BM proposed that the five new employees would not be compensated for using their portable communications devices during intercourse. The union, the Geek Guild of America, objected.

“Simply checking office videomail or voicemail is not our big concern,” said Dilton Sneed, executive director of the Geek Guild. “Our folks are professionals. They’re not going to start putting in overtime slips for a couple of minutes of work at home. Our concern is that if people get interrupted in the height of passion, they be duly compensated for it.”

With mobile chips now embedded in everything from wedding rings to marital aids, the ability to work remotely keeps expanding all the time, and is raising a host of issues involving fair compensation, says celebrity lawyer Mia Deah-Hoare.

“The simple question of what work is has been evolving throughout this century,” Deah-Hoare said. “Once it was just a question of whether you should paid for checking your Blackberry at the dinner table.  But now, people can be in touch with the office no matter what they’re doing at home or in a sleazy hotel room.”

In the BM case, a compromise was reached that would allow the workers to be paid for using their communications devices after hours in certain instances.

The issue is not so much tapping out a brief message on a handheld, Deah-Hoare said, but the fact that modern technology makes people pretty much accessible anytime, anywhere.

“Technology is going to continue to move in this direction, to the point where the chips are embedded directly in our brains so we don’t even need devices” Deah-Hoare said. “It was important to us to make it clear that were not going to be unpaid when we’re interrupted during a romp in the hay.”

But productivity expert Ruth Leslie Overlord said she has little patience for the employees’ arguments.

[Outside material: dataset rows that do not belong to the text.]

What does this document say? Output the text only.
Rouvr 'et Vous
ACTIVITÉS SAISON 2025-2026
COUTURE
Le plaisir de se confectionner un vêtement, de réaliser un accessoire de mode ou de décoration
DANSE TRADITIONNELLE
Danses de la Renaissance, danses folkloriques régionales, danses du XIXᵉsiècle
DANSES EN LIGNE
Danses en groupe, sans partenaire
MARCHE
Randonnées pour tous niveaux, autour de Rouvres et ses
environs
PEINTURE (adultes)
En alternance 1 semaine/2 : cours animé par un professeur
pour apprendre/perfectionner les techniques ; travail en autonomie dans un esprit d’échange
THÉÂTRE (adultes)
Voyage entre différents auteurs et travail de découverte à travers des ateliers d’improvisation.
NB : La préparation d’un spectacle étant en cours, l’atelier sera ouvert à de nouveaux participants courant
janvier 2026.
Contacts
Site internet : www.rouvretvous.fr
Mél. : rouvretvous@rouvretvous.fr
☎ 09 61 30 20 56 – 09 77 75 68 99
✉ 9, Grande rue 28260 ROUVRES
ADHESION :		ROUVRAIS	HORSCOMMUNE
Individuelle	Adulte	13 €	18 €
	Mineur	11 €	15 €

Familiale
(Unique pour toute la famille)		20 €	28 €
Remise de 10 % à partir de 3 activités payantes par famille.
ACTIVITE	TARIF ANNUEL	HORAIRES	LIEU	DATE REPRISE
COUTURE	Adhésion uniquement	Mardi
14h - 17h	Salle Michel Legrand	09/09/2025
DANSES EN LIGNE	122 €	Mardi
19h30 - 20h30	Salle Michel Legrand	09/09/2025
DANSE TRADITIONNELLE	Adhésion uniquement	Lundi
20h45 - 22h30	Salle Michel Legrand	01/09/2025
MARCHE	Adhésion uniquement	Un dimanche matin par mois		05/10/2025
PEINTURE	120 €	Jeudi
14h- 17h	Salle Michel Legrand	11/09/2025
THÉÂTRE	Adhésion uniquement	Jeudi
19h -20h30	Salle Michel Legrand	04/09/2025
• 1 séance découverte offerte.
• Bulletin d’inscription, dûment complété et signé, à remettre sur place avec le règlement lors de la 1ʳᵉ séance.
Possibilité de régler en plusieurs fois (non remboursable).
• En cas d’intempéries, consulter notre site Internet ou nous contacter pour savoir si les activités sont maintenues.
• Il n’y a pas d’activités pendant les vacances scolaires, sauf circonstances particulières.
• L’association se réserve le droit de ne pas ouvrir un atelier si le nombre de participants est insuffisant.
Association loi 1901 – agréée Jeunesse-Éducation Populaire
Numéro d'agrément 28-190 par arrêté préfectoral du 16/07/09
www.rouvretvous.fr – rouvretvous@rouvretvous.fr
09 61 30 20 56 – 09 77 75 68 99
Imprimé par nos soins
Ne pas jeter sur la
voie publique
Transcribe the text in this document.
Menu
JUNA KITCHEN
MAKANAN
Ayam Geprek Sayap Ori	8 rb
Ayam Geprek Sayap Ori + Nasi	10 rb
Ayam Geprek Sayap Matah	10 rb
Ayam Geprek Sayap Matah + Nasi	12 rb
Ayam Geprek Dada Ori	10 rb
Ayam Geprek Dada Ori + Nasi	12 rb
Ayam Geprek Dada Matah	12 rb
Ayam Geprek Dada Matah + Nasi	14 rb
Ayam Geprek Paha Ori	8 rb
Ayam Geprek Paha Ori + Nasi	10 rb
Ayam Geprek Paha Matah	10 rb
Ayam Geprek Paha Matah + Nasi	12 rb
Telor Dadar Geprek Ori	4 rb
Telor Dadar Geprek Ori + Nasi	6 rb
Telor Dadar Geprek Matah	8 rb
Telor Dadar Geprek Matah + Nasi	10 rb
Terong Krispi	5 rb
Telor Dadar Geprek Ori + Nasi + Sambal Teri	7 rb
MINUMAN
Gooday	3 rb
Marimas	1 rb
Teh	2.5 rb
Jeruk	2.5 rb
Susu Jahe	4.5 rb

First of all, most geeks rarely get sex and should only have to worry about interruptions from work if they’re pleasuring themselves, the best-selling author said.

And secondly, “every employee wastes time at work,” Overlord said. “They make personal video calls, they socialize, they watch porn on their wrist watches. So I don’t believe an employer is being unreasonable if he or she summons them when they’re in the middle of an orgasm.”